= Neolocal residence =

Type of post-marital residence system

Neolocal residence is a type of post-marital residence in which a newly married couple resides separately from both the husband's natal household and the wife's natal household. Neolocal residence forms the basis of most developed nations, especially in the West, and is also found among some nomadic communities.

Upon marriage, each partner is expected to move out of their parents' household and establish a new residence, thus forming the core of an independent nuclear family. Neolocal residence involves the creation of a new household where a child marries or even when they reach adulthood and become socially and economically active. Neolocal residence and nuclear family domestic structures are found in societies where geographical mobility is important. In Western societies, they are consistent with the frequent moves that are necessary due to choices and changes within a supply- and demand-regulated labor market. They are also prevalent in hunting and gathering economies, where nomadic movements are intrinsic to the subsistence strategy.

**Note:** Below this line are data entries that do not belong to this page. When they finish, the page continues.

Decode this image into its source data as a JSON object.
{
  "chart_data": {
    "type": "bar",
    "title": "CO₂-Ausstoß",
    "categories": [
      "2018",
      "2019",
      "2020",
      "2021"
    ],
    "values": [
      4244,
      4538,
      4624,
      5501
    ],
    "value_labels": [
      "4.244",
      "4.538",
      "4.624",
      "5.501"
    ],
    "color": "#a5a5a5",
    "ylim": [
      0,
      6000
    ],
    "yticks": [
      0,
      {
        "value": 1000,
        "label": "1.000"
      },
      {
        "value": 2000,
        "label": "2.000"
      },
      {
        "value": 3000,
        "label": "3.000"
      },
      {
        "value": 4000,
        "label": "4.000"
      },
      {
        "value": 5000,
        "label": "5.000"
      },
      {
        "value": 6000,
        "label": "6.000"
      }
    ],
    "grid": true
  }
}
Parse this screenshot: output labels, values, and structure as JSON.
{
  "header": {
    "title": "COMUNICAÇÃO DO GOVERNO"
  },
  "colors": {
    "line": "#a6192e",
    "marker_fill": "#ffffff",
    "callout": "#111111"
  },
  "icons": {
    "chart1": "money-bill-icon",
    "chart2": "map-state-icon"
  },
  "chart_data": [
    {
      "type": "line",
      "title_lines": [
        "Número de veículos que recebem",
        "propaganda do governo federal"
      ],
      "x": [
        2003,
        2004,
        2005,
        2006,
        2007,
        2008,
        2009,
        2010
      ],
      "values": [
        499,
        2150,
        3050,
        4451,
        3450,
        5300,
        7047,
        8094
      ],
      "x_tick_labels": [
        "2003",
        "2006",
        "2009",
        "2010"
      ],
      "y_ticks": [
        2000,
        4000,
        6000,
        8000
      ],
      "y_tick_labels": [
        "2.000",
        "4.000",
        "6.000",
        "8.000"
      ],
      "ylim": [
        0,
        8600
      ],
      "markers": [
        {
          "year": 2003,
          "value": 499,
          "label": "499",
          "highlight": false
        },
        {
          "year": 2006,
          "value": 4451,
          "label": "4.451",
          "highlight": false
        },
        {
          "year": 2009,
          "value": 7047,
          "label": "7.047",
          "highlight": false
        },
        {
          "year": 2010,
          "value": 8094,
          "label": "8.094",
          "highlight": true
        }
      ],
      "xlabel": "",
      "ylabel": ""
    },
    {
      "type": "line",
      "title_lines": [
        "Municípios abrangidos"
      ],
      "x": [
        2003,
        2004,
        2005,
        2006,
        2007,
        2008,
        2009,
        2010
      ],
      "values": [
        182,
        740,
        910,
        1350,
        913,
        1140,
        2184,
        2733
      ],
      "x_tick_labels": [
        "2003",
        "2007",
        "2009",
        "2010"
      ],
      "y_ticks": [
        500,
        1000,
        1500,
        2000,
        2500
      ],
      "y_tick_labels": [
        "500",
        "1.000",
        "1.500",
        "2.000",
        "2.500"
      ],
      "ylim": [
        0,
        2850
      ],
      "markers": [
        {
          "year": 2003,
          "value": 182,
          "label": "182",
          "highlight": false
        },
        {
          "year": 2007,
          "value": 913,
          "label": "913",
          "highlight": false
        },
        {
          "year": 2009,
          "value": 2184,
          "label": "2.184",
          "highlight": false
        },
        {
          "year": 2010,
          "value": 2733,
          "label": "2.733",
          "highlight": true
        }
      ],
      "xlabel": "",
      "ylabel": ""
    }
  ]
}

In western countries, employment in large corporations or the military often calls for frequent relocations, making it nearly impossible for extended families to remain together hence creating new generation of families.

== Description ==
In neolocal residence, newly formed couples form their own separate household units, and create what is considered a nuclear family. This contrasts with other forms of post-marital residence, such as patrilocal residence and matrilocal residence, in which the couple resides with or near the husband's family (patrilocal residence) or the wife's family (matrilocal residence).

The first traces of neolocality in modern American culture begin in Northwestern Europe. It was from there brought to British colonies in the Americas. As American colonists expanded westward, this form of residence remained. Although some believe neolocal residence came as a result of industrialization, there is evidence of neolocality in England from before industrialization. Whatever the relationship between neolocality and economic development is, what is clear is that the two seem to coincide. Countries that experience economic development tend to also experience declines in multi-generational households, and increases in nuclear, neolocal forms of residence. A reason often cited for the high coincidence of neolocality in developed countries is the higher mobility of nuclear families, which becomes more important in modern economies. The decline of dependency on agricultural subsistence, which results in a weakening of extended family ties, is seen as another cause of nuclear, neolocal household creation. A particular case study of the relationship between economic development and neolocal residence patterns is the community of Navajo Mountain, which showed a positive correlation between the two.

Currently, neolocal residence is more commonly found in the west, and is becoming more common in countries that have experienced economic development, like Japan.